Никаких особых материалов Жуков в Генштабе получить не сумел – там мало что знали о происходящем на Халхин-Голе сверх сказанного Ворошиловым. И. о. заместителя начальника Генерального штаба Смородинов особо просил Жукова разобраться, что же там делается, и «откровенно доложить».
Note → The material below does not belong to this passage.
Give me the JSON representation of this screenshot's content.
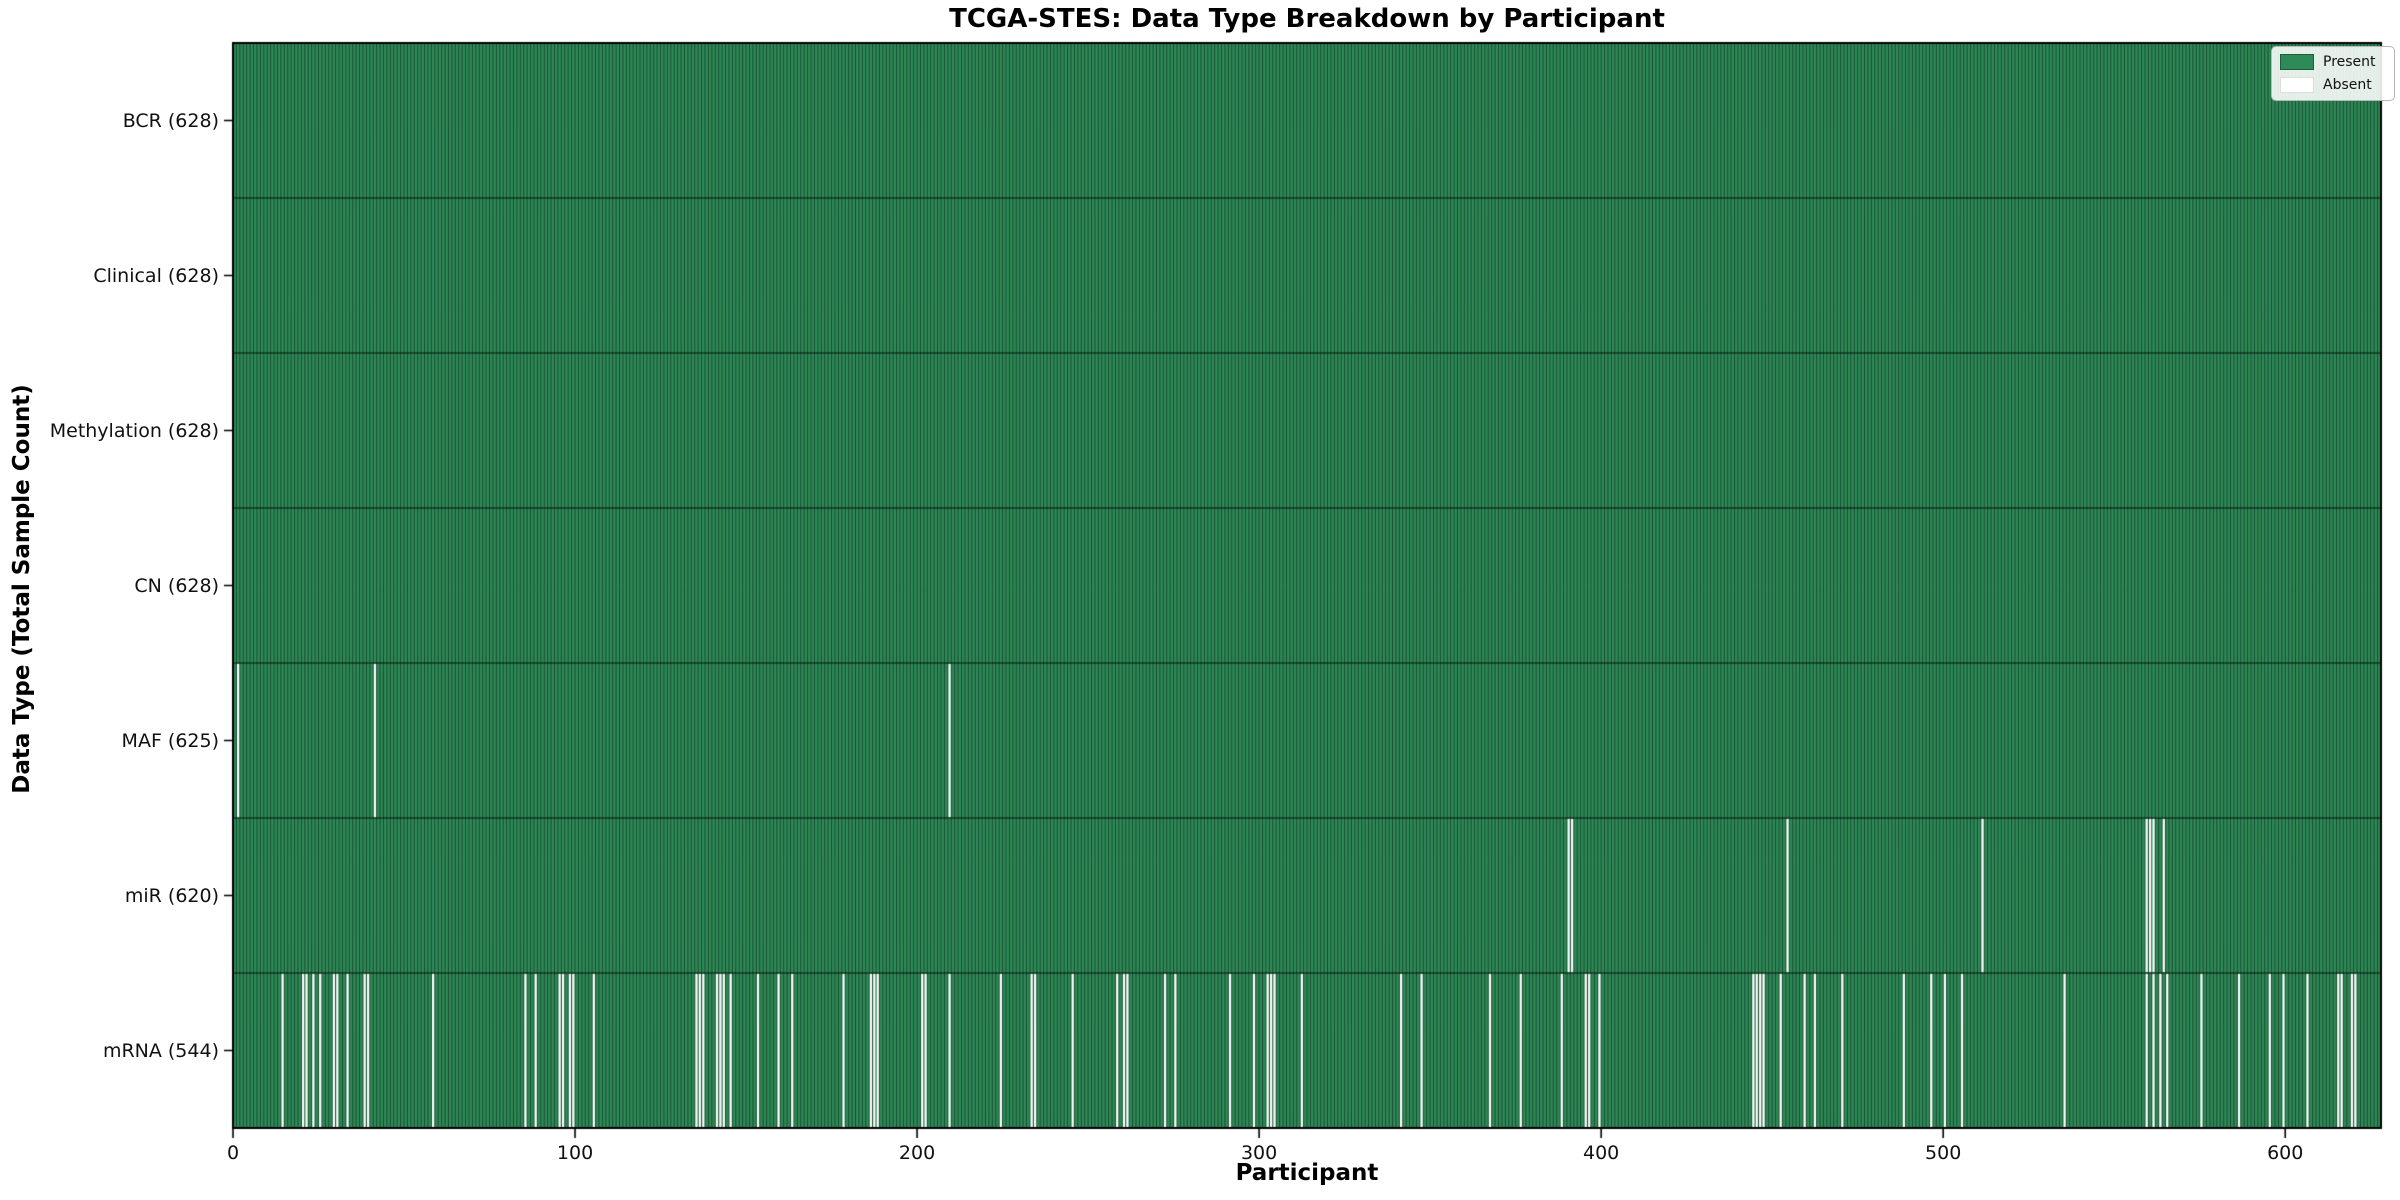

Впоследствии Жуков рассказывал Константину Симонову о начале своей халхин-гольской эпопеи уже с подробностями, которых в тот момент не знал: «На Халхин-Гол я поехал так… Сталин, обсуждая этот вопрос с Ворошиловым в присутствии Тимошенко и Пономаренко, тогдашнего секретаря ЦК Белоруссии, спросил Ворошилова: «Кто там, на Халхин-Голе, командует войсками?» – «Комбриг Фекленко». – «Ну, а кто этот Фекленко? Что он собой представляет?» – спросил Сталин. Ворошилов сказал, что не может сейчас точно ответить на этот вопрос, лично не знает Фекленко и не знает, что тот собой представляет. Сталин недовольно сказал: «Что же это такое? Люди воюют, а ты не представляешь себе, кто у тебя там воюет, кто командует войсками? Надо туда назначить кого-то другого, чтобы исправил положение и был способен действовать инициативно. Чтобы мог не только исправить положение, но и при случае надавать японцам». Тимошенко сказал: «У меня есть одна кандидатура – командир кавалерийского корпуса Жуков». – «Жуков… Жуков, – сказал Сталин. – Что-то я не помню эту фамилию». Тогда Ворошилов напомнил ему: «Это тот самый Жуков, который прислал вам и мне телеграмму о том, что его несправедливо привлекают к партийной ответственности». – «Ну, и чем дело кончилось?» – спросил Сталин. Ворошилов сказал, что ничем, выяснилось, что для привлечения к партийной ответственности оснований не было».